Main section depicts how George takes unbridled individualism to an extreme, living out a fantasy, no-rules lifestyle, literally breathing and eating money. The scariest chapters concern Pablo Escobar (Cliff Curtis), head of the Colombian drug cartels and one of history’s most feared and reviled criminals. Several scenes that depict border crossings, illicit fights, ruthless negotiations, brutal executions, and money laundering recall the contemporary drug epic, Traffic, though Blow lacks the complexity and ambiguity of Soderbergh’s movie.
Blow can’t be accused of having no narrative. In fact, McKenna and Cassavetes’ script shows too much concern for plot and not enough concern for in-depth characterizations. This is particularly so in the second half, which unfolds as a catalogue of events leading to George’s final imprisonment. Moreover, the family background is too simplistic to provide an entirely plausible explanation for George’s personality, which must have been more multifarious than the movie allows.

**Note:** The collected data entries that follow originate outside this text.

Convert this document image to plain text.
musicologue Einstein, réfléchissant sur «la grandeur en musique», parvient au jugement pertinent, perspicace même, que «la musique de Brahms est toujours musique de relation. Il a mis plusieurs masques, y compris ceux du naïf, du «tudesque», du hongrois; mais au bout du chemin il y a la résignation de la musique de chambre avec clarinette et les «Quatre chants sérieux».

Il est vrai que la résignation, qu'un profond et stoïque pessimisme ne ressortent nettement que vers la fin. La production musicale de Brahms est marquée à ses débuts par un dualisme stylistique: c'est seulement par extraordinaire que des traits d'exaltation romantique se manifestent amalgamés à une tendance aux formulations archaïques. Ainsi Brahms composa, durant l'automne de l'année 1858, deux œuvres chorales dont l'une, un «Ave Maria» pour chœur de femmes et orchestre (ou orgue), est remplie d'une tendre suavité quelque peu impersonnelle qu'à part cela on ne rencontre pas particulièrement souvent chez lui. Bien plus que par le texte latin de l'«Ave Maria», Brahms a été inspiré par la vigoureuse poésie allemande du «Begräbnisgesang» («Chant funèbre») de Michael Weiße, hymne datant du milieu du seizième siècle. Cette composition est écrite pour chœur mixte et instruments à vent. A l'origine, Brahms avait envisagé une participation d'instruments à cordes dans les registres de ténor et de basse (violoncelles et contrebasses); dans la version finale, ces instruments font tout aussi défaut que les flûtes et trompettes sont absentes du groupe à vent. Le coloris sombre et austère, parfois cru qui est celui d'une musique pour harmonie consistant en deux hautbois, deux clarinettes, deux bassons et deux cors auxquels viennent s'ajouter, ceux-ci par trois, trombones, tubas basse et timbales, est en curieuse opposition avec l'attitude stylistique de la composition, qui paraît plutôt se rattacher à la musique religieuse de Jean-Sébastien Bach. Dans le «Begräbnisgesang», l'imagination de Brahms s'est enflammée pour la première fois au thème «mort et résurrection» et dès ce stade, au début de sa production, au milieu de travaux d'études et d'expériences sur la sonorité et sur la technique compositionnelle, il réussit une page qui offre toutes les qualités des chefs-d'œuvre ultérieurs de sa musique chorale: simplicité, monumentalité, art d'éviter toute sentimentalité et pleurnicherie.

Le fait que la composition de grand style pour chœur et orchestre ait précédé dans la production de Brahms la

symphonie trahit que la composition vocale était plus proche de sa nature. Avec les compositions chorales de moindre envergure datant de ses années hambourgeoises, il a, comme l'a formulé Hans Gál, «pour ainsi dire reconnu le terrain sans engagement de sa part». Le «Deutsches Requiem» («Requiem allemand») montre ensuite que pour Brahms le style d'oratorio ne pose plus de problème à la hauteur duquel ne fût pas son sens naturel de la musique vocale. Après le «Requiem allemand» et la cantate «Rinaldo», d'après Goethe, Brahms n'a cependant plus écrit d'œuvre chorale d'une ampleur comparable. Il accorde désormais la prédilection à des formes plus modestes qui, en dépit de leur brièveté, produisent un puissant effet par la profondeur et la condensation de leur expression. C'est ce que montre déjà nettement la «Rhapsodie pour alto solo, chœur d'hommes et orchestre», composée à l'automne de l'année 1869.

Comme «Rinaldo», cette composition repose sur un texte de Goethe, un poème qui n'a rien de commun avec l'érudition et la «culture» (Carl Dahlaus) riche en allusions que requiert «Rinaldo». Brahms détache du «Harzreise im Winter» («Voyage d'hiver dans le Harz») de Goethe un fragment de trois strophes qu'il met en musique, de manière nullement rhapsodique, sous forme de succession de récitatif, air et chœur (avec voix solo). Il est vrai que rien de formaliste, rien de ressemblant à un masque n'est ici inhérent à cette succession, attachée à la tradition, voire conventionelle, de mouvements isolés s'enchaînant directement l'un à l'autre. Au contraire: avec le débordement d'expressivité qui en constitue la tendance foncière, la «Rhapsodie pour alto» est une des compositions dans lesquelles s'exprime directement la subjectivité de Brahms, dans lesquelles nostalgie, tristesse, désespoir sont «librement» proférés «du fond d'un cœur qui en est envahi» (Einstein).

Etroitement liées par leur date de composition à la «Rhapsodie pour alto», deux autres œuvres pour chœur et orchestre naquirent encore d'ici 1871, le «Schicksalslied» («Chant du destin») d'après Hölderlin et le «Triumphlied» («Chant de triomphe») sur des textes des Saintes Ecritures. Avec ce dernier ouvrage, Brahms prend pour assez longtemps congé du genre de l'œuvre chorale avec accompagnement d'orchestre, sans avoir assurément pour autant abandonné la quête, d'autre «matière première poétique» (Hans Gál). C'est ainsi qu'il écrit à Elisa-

Framed as a cautionary fable, the tale is no doubt riveting, but something major is missing. Though the film is nonjudgmental, its central character is not engaging enough to hold the viewers’ attention, and the filmmakers have hard time eliciting compassion for George as a person who seems to have been the least likely person to become an international criminal.
Despite its grand intent, Blow is devoid of the tragic vision that made The Godfather movies or GoodFellas and Casino so compelling. The film aims to combine an intimate portrait of yearning–all his life George yearned for acceptance and love–and an epic-scale tale about the American crime culture of the past three decades, but it works most effectively as the story of a man who used ingenuity, ambition, and courage to reach the top, only to blow all of his dreams on greed. George is seen as a guy who wanted to control his destiny, to live by his rules, never to be told by parents, politicians, and the law what he could and couldn’t do. He finally realizes the devastating price of his lifestyle, when he loses the only person that matters to him–his daughter.
In Blow, George is not just a greedy drug trafficker who sees the potential profit in turning cocaine into a major industry, but a man reflecting his times. Like America itself, he journeys from the innocence of the 1960s to the decadence of the 1970s to the retribution and redemption of the 1980s, discovering the meaning of love in the hardest way.
Rendering an intelligent and subtle performance, Depp delves into the darkest space of George’s psyche as far as the script allows, but that’s not deep enough. Nonetheless, he captures well George’s dizzying rise to fame and fortune and the psychology of a man whose insider knowledge about the temptations and tribulations of a drug smuggler makes his existence edgy and risky. Depp interprets George as a modern-day pirate who didn’t believe in the validity of the political or legal system and whose vision of freedom swooped him up.
Penelope Cruz appears only in the last hour as George’s ravishing but demanding and high-living wife. Unfortunately, she gives a shrill performance in an underwritten role that calls for hysteria, excess, and profanity with no shading.